The code then implements and evaluates two primary collaborative filtering approaches: Item-Item Collaborative Filtering (IBCF) and User-User Collaborative Filtering (UBCF). Both methods leverage similarities (cosine similarity in this case) between items or users, respectively, to predict ratings. In parallel, a Content-Based Filtering (CBF) model is developed. This involves creating a feature matrix for movies based on their genres and then using cosine similarity between movies to predict ratings. A key aspect of the CBF implementation is its robust handling of missing predictions by falling back to user mean ratings.

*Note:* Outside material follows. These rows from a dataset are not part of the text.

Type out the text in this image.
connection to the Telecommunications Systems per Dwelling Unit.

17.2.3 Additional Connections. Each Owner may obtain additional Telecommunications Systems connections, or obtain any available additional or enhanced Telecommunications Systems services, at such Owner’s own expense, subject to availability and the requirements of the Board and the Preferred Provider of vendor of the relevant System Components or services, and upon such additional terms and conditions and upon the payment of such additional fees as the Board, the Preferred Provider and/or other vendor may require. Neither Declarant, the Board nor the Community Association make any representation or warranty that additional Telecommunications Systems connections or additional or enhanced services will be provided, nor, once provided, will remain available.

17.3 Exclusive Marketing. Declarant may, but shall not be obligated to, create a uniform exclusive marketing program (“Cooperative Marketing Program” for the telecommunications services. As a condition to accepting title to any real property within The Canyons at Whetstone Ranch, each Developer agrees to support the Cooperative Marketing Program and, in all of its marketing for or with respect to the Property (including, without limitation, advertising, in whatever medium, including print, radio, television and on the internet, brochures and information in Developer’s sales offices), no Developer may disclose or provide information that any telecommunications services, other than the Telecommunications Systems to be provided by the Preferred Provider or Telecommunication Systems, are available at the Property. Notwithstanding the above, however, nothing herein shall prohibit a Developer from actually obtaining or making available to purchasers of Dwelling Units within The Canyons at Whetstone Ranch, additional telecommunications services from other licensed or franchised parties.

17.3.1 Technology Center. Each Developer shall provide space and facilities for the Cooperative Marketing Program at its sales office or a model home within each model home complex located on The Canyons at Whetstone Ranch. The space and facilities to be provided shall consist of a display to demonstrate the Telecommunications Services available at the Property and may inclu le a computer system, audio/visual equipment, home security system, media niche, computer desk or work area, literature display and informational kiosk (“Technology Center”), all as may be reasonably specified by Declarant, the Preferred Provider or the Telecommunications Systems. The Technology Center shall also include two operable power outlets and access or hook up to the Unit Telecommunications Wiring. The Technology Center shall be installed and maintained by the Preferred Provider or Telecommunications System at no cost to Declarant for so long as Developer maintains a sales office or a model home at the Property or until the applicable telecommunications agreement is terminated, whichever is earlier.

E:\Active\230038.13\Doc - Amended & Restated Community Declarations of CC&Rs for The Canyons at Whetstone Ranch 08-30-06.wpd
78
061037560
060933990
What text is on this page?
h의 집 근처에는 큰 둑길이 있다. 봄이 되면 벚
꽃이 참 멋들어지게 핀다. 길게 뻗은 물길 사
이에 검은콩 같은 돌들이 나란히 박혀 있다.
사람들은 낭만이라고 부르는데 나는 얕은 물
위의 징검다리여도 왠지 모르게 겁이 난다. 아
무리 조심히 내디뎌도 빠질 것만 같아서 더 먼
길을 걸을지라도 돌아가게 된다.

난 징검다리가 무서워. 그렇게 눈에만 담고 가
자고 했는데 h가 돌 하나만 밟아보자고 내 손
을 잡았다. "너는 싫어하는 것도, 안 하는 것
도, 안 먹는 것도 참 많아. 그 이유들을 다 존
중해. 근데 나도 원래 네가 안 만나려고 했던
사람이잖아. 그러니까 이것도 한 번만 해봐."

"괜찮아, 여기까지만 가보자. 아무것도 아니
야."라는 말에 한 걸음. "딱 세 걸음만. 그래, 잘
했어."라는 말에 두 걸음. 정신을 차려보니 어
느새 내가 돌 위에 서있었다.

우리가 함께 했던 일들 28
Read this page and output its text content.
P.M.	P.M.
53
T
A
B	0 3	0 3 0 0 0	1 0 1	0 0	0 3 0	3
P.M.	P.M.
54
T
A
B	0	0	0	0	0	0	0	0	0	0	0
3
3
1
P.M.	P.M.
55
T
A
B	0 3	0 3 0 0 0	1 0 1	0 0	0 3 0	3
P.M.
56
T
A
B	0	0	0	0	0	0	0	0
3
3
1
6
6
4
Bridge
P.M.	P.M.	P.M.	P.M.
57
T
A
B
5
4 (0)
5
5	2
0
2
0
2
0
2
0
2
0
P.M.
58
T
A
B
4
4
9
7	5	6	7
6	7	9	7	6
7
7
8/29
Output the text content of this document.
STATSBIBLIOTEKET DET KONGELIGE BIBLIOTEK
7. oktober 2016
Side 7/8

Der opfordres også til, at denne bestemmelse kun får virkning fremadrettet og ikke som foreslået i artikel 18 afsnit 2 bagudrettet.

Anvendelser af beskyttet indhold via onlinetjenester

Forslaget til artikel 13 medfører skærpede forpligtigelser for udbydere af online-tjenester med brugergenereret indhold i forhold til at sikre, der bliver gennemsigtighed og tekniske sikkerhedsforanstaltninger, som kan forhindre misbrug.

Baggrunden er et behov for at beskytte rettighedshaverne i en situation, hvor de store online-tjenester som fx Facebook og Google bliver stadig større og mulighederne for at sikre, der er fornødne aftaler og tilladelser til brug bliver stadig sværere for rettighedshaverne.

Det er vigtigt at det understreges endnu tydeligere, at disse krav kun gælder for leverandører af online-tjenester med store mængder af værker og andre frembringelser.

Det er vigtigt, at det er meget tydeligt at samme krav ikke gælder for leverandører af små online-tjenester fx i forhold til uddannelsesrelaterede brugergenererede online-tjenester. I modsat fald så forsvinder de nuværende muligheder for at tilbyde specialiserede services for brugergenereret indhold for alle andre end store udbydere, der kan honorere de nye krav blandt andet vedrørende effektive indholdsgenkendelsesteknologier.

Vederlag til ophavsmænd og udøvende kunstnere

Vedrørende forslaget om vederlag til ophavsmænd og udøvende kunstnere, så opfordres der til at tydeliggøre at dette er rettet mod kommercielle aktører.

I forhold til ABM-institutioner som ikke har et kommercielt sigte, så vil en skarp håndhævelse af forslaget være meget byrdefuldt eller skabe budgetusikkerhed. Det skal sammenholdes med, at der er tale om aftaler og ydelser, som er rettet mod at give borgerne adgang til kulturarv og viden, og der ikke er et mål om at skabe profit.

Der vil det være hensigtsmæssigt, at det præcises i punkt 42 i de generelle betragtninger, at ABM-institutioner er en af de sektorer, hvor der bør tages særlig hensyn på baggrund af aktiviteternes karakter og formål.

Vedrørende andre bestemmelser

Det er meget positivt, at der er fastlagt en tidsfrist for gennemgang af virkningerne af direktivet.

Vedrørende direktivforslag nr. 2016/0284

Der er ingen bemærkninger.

Finally, the script focuses on evaluating the performance of all three recommender models. It calculates common accuracy metrics like RMSE (Root Mean Squared Error), MAE (Mean Absolute Error), and MSE (Mean Squared Error) for the content-based model, and RMSE for the collaborative filtering models. The results are then displayed in the console and visualized using a bar chart created with ggplot2, offering a clear comparison of each model’s effectiveness. Optionally, the evaluation results can be saved to a CSV file for further analysis.

# Step 1: Libraries
library(tidyverse)
## ── Attaching core tidyverse packages ──────────────────────── tidyverse 2.0.0 ──
## ✔ dplyr     1.1.4     ✔ readr     2.1.5
## ✔ forcats   1.0.0     ✔ stringr   1.5.1
## ✔ ggplot2   3.5.2     ✔ tibble    3.3.0
## ✔ lubridate 1.9.4     ✔ tidyr     1.3.1
## ✔ purrr     1.0.4     
## ── Conflicts ────────────────────────────────────────── tidyverse_conflicts() ──
## ✖ dplyr::filter() masks stats::filter()
## ✖ dplyr::lag()    masks stats::lag()
## ℹ Use the conflicted package (<http://conflicted.r-lib.org/>) to force all conflicts to become errors
library(data.table)
## 
## Attaching package: 'data.table'
## 
## The following objects are masked from 'package:lubridate':
## 
##     hour, isoweek, mday, minute, month, quarter, second, wday, week,
##     yday, year
## 
## The following objects are masked from 'package:dplyr':
## 
##     between, first, last
## 
## The following object is masked from 'package:purrr':
## 
##     transpose
library(recommenderlab)
## Loading required package: Matrix
## 
## Attaching package: 'Matrix'
## 
## The following objects are masked from 'package:tidyr':
## 
##     expand, pack, unpack
## 
## Loading required package: arules
## 
## Attaching package: 'arules'
## 
## The following object is masked from 'package:dplyr':
## 
##     recode
## 
## The following objects are masked from 'package:base':
## 
##     abbreviate, write
## 
## Loading required package: proxy
## 
## Attaching package: 'proxy'
## 
## The following object is masked from 'package:Matrix':
## 
##     as.matrix
## 
## The following objects are masked from 'package:stats':
## 
##     as.dist, dist
## 
## The following object is masked from 'package:base':
## 
##     as.matrix
## 
## Registered S3 methods overwritten by 'registry':
##   method               from 
##   print.registry_field proxy
##   print.registry_entry proxy
library(ggplot2)

# Step 2: Download & Load MovieLens Data
if (!file.exists("ml-latest-small.zip")) {
  download.file("https://files.grouplens.org/datasets/movielens/ml-latest-small.zip", "ml-latest-small.zip")
  unzip("ml-latest-small.zip")
}
movies  <- fread("ml-latest-small/movies.csv")
ratings <- fread("ml-latest-small/ratings.csv")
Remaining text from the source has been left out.